Current Date: Thu, 05 Dec 2013 20:37:28 -0500
Between the trees and ferns of the North Carolina Botanical Garden, visitors throughout the next two months will be able to discover nearly 50 sculptures of all shapes and sizes.
The 25th annual “Sculpture in the Garden” exhibition, held at the botanical garden, features many 3-D artists, both old and new.
The free exhibition, which runs until Dec. 8, offers 44 unique sculptures from 28 different North Carolina artists .
“The show is our idea of bringing the community into the garden,” curator Cricket Taylor said. “Our idea is to bring people to see great artwork and to see the botanical gardens in a visual experience.”
Because the exhibit runs during autumnal months, the garden allows the art to change with the seasons.
“One of the best features of the exhibit is that the garden is changing,” Taylor said.

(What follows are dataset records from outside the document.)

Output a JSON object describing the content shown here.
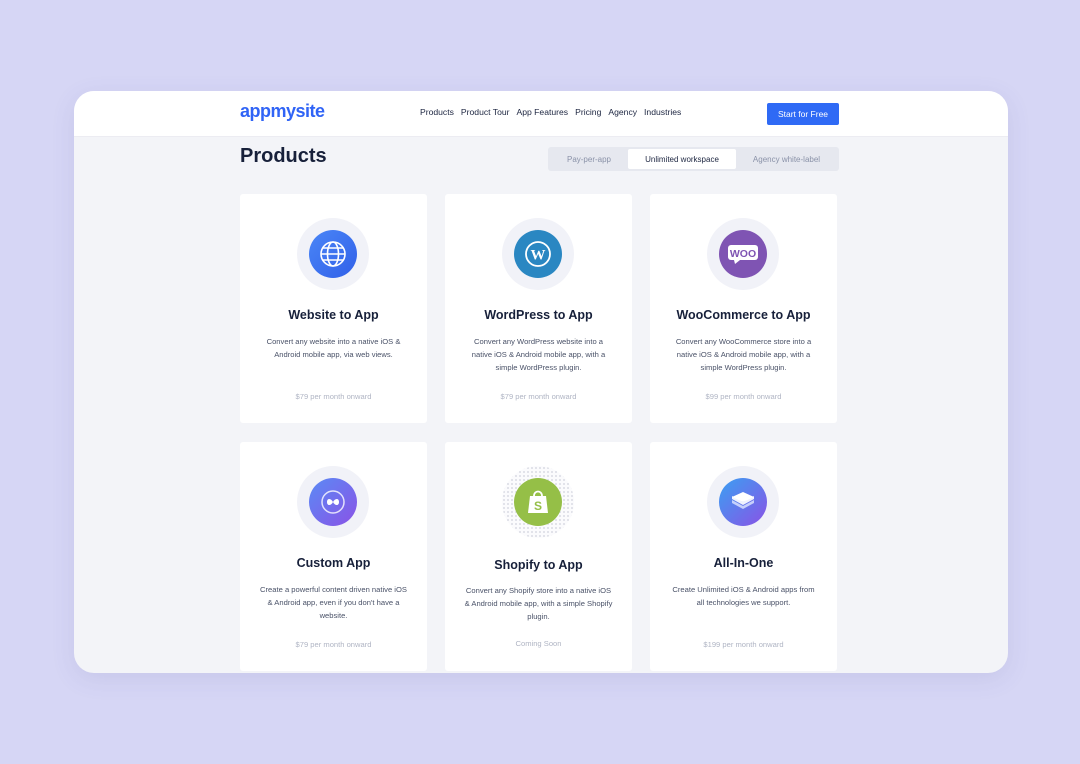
{
  "header": {
    "logo": "appmysite",
    "nav": [
      "Products",
      "Product Tour",
      "App Features",
      "Pricing",
      "Agency",
      "Industries"
    ],
    "cta_label": "Start for Free"
  },
  "page": {
    "title": "Products",
    "tabs": [
      "Pay-per-app",
      "Unlimited workspace",
      "Agency white-label"
    ],
    "active_tab": "Unlimited workspace"
  },
  "cards": [
    {
      "icon": "globe-icon",
      "title": "Website to App",
      "desc": "Convert any website into a native iOS & Android mobile app, via web views.",
      "price": "$79 per month onward"
    },
    {
      "icon": "wordpress-icon",
      "title": "WordPress to App",
      "desc": "Convert any WordPress website into a native iOS & Android mobile app, with a simple WordPress plugin.",
      "price": "$79 per month onward"
    },
    {
      "icon": "woocommerce-icon",
      "title": "WooCommerce to App",
      "desc": "Convert any WooCommerce store into a native iOS & Android mobile app, with a simple WordPress plugin.",
      "price": "$99 per month onward"
    },
    {
      "icon": "custom-app-icon",
      "title": "Custom App",
      "desc": "Create a powerful content driven native iOS & Android app, even if you don't have a website.",
      "price": "$79 per month onward"
    },
    {
      "icon": "shopify-icon",
      "title": "Shopify to App",
      "desc": "Convert any Shopify store into a native iOS & Android mobile app, with a simple Shopify plugin.",
      "price": "Coming Soon"
    },
    {
      "icon": "layers-icon",
      "title": "All-In-One",
      "desc": "Create Unlimited iOS & Android apps from all technologies we support.",
      "price": "$199 per month onward"
    }
  ],
  "colors": {
    "accent": "#2f6af5",
    "background": "#d6d6f5",
    "wordpress": "#2a87c2",
    "woocommerce": "#7f54b3",
    "shopify": "#95bf47"
  }
}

“The sculptures become revealed in really interesting, ever-changing backgrounds.”
Renee Leverty, a Durham artist and first-time exhibition participant, said she is pleased to be in the show.
“As an artist, there aren’t many places that take on the role of insurer for large-scale work — the botanical gardens does,” she said in an email. “I think they are very respectful of the art and the artist.”
She said that she was a big fan of the show and has been taking her kids — one of whom is a UNC freshman — to the event since they were children.
Leverty said she designed her sculpture “People Power” with the idea of community in mind.
“With that design, you can see through aspects of the sculpture, so you can see plants all around it, and it has a brass flower in the center,” she said.
“I took this concept of the power behind community and tried to create that visually.”
Taylor and Nancy Easterling, the director of education programs at the botanical garden, organized the event. A selection committee of four people who are either retired or are currently involved in the art community reviews artists who submit photos of their works. From there, the committee sends invitations to the artists whose pieces they found eye-catching.
In some cases, artists design sculptures specifically for the event. Such is true for Jim Gallucci, an artist who has been involved since the exhibit started, who said he designs specifically for the event 90 percent of the time.
“I really love the garden. It’s always been an inspiration for me,” he said.
After installation, which is done by the artists, the botanical garden prints artists’ statements, numbers them based on position in the garden and places them by the individual works in order to create an easy path for a self-guided walking tour.
Gallucci said the season changes inspire his work.
“A great garden is four seasons, ongoing like an evolution,” Gallucci said.
“And that’s how science is, too. Both have to use observation, imagination and deductive reasoning. Different tools and different disciples, but maybe more similar than we think.”